If the OP genuinely thought it was all fine and dandy to ask him out she wouldn't have asked for opinions. So logically she must be part 'pearl clutcher' as well. What ever the hell that even is Hmm

Maybe those who are puzzled about why anyone would feel awkward doing it could ask the OP herself?

zzzap · 16/07/2019 14:27

I seriously don't understand what boundaries it breaches.

The OPs son will no longer be a pupil at the school. The OP and headteacher never have to see each other again so the "professional relationship" if you can call it that will have ended. There is no obligation to do anything from either party. He can say no thank you, he can say yes or he can say he is taken.

It is hardly a terribly difficult situation to navigate! Especially if the OP does it via note as mentioned before. He wouldn't even have to acknowledge it if he chooses not to as HE WILL NOT SEE THE OP AGAIN.

Maybe they're really good for each other. Maybe it's not meant to be. But FGS there's nothing wrong in giving it a go!

SagAloojah · 16/07/2019 14:28

@NoSauce

I was referring to ilovesooty because I couldn’t see that she had posted anything apart from ‘it’s not a good idea’.

You did post a reason:

As I said earlier if he was already interested in the OP I guess he would have made this known to her.

So it’s ok for him to express an interest in OP but not OP to express an interest in him? That sounds horribly sexist.

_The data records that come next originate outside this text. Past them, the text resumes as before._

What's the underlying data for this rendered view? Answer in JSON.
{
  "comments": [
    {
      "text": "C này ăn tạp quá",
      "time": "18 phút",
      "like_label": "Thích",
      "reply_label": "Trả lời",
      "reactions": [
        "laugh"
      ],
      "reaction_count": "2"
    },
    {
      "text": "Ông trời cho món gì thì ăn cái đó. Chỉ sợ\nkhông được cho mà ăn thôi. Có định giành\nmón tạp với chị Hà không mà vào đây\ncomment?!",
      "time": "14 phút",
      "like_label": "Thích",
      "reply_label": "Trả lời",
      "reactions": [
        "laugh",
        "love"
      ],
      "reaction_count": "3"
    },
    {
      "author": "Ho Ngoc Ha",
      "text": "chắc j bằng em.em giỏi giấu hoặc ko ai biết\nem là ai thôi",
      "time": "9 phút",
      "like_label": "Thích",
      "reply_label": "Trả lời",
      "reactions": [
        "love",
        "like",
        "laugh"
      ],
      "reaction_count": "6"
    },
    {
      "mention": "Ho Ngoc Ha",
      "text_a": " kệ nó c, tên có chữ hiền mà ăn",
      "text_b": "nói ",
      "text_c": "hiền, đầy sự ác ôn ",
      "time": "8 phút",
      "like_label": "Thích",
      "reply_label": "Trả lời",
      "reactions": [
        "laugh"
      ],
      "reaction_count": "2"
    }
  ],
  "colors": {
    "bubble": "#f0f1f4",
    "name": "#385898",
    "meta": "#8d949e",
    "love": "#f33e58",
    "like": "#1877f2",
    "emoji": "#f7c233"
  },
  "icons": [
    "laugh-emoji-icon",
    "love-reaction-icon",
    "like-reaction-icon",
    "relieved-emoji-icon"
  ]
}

ilovesooty · 16/07/2019 14:29

As I said shouting isn't going to change my opinion. If you don't believe it breaches boundaries I'm not going to explain in a futile attempt to change other people's viewpoints either.

SagAloojah · 16/07/2019 14:30

Maybe those who are puzzled about why anyone would feel awkward doing it could ask the OP herself?

No one has puzzled about why anyone would feel awkward about it have they Laiste? Can you quote? People have said it’s fine to do it, not pushing OP to do it.

Zebraaa · 16/07/2019 14:30

I’m with zzzap on this one. What has OP got to lose?! She’s never going to see him again, so no future embarrassment if he declines or ignores.

SagAloojah · 16/07/2019 14:31

@ilovesooty it’s a shame you see a discussion as ‘shouting’ Confused

ilovesooty · 16/07/2019 14:33

@SagAloojah have the capital letters in previous posts escaped your notice?

Oblomov19 · 16/07/2019 14:34

Is the ds is leaving soon, surely they can date then? What are the rules?

Oblomov19 · 16/07/2019 14:35

I too don't know the rules and don't understand what 'boundaries it breeches'?

NoSauce · 16/07/2019 14:36

So it’s ok for him to express an interest in OP but not OP to express an interest in him? That sounds horribly sexist

No I don’t think it would have been ok for him to express an interest but given that the OP said she thinks he would be very shocked if she did ask him out I perceive this as him not being interested in the OP in a romantic capacity.

starray · 16/07/2019 14:37

Go for it!

Lovestonap · 16/07/2019 14:38

OP you literally have nothing to lose, unless the headteacher publicly humiliates you for taking the risk, which seems unlikely.
I would do the note thing with your mobile number. If you never hear back then at worst you are disappointed but never have to wonder what if.
Taking risks is how relationships are formed isn't it?

Oblomov19 · 16/07/2019 14:38

"unable to date a parent of/a student, or parent of/past student who left within the previous 5 years."

Oh. Ok. 5 years?
Shame.

SagAloojah · 16/07/2019 14:39

@ilovesooty you just repeated the point about shouting so I inferred you were taking about later posts too

And those posters were posting in caps not to change people’s minds but to re-iterate the point lost on a few people that the DS is leaving school forever.

Laiste · 16/07/2019 14:39

SagAloojah - No one has puzzled about why anyone would feel awkward about it have they Laiste? Can you quote?

Yes; you yourself! You asked straight you why it isn't a good idea and your use of the phrase ''pearl clutching'' for those who do gives away how you feel.

'' SagAloojah Tue 16-Jul-19 14:10:30 Why isn’t it a good idea? The pearl clutchers can’t articulate why it seems.